Humanigen is developing its portfolio of clinical and pre-clinical therapies for the treatment of cancers and infectious diseases via its novel, cutting-edge GM-CSF neutralization and gene-knockout platforms.

The company's immediate focus is to prevent or minimize the cytokine release syndrome that precedes severe lung dysfunction and ARDS in serious cases of SARS-CoV-2 infection.

The company is also focused on creating next-generation combinatory gene-edited CAR-T therapies using strategies to improve efficacy while employing GM-CSF gene knockout technologies to control toxicity.

In addition, the company is developing its own portfolio of proprietary first-in-class EphA3-CAR-T for various solid cancers and EMR1-CAR-T for various eosinophilic disorders.

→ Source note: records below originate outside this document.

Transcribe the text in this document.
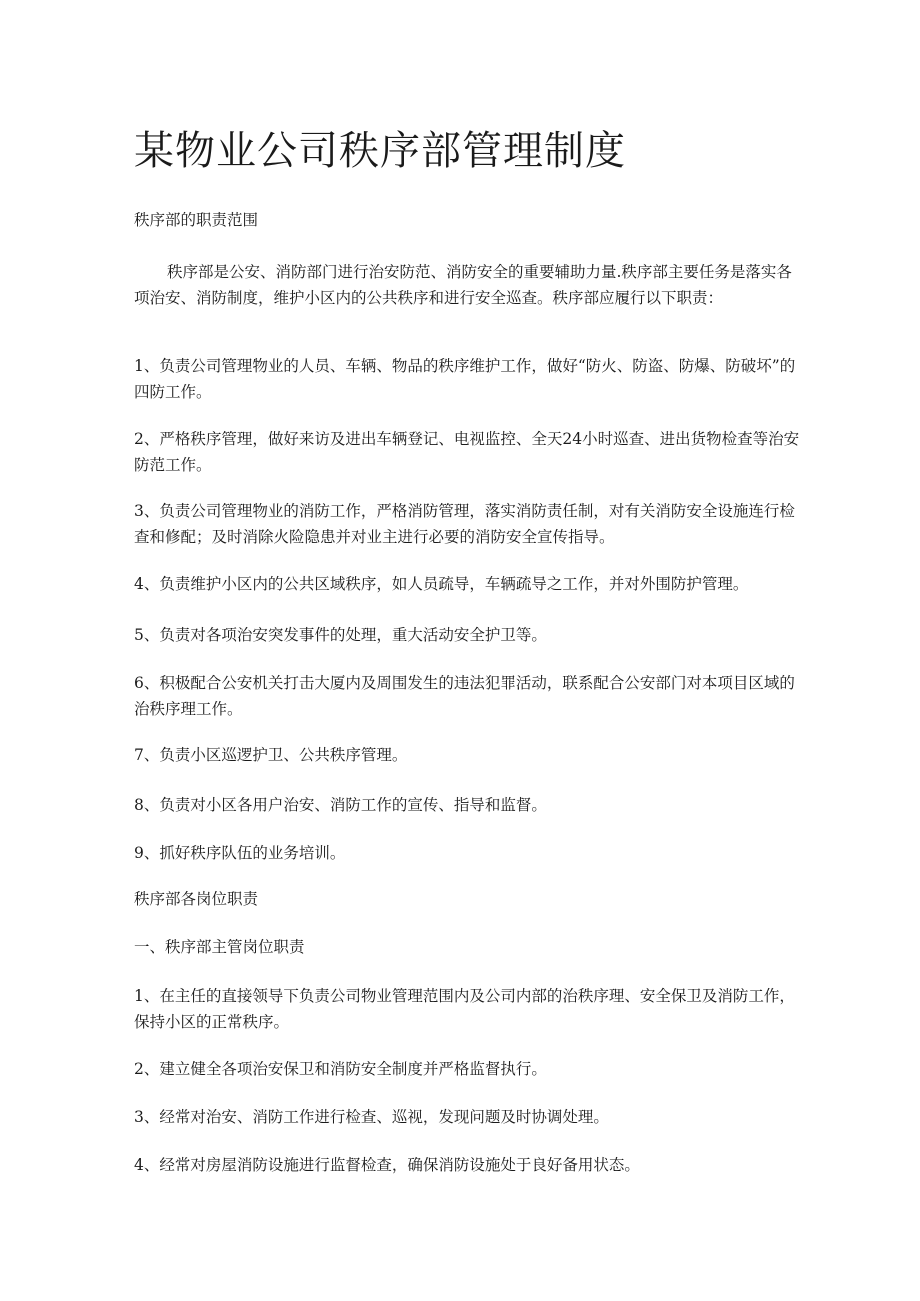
某物业公司秩序部管理制度

秩序部的职责范围

秩序部是公安、消防部门进行治安防范、消防安全的重要辅助力量.秩序部主要任务是落实各项治安、消防制度，维护小区内的公共秩序和进行安全巡查。秩序部应履行以下职责：

1、负责公司管理物业的人员、车辆、物品的秩序维护工作，做好“防火、防盗、防爆、防破坏”的四防工作。

2、严格秩序管理，做好来访及进出车辆登记、电视监控、全天24小时巡查、进出货物检查等治安防范工作。

3、负责公司管理物业的消防工作，严格消防管理，落实消防责任制，对有关消防安全设施连行检查和修配；及时消除火险隐患并对业主进行必要的消防安全宣传指导。

4、负责维护小区内的公共区域秩序，如人员疏导，车辆疏导之工作，并对外围防护管理。

5、负责对各项治安突发事件的处理，重大活动安全护卫等。

6、积极配合公安机关打击大厦内及周围发生的违法犯罪活动，联系配合公安部门对本项目区域的治秩序理工作。

7、负责小区巡逻护卫、公共秩序管理。

8、负责对小区各用户治安、消防工作的宣传、指导和监督。

9、抓好秩序队伍的业务培训。

秩序部各岗位职责

一、秩序部主管岗位职责

1、在主任的直接领导下负责公司物业管理范围内及公司内部的治秩序理、安全保卫及消防工作，保持小区的正常秩序。

2、建立健全各项治安保卫和消防安全制度并严格监督执行。

3、经常对治安、消防工作进行检查、巡视，发现问题及时协调处理。

4、经常对房屋消防设施进行监督检查，确保消防设施处于良好备用状态。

The company is also exploring the effectiveness of its GM-CSF neutralization technologies (either through the use of lenzilumab as a neutralizing antibody or through GM-CSF gene knockout) in combination with other CAR-T, bispecific or natural killer T cell engaging immunotherapy treatments to break the efficacy/toxicity linkage, including to prevent and/or treat graft-versus-host disease in patients undergoing allogeneic hematopoietic stem cell transplantation.

Additionally, Humanigen and Kite, a Gilead company, are evaluating lenzilumab in combination with Yescarta (axicabtagene ciloleucel) in patients with relapsed or refractory large B-cell lymphoma in a clinical collaboration.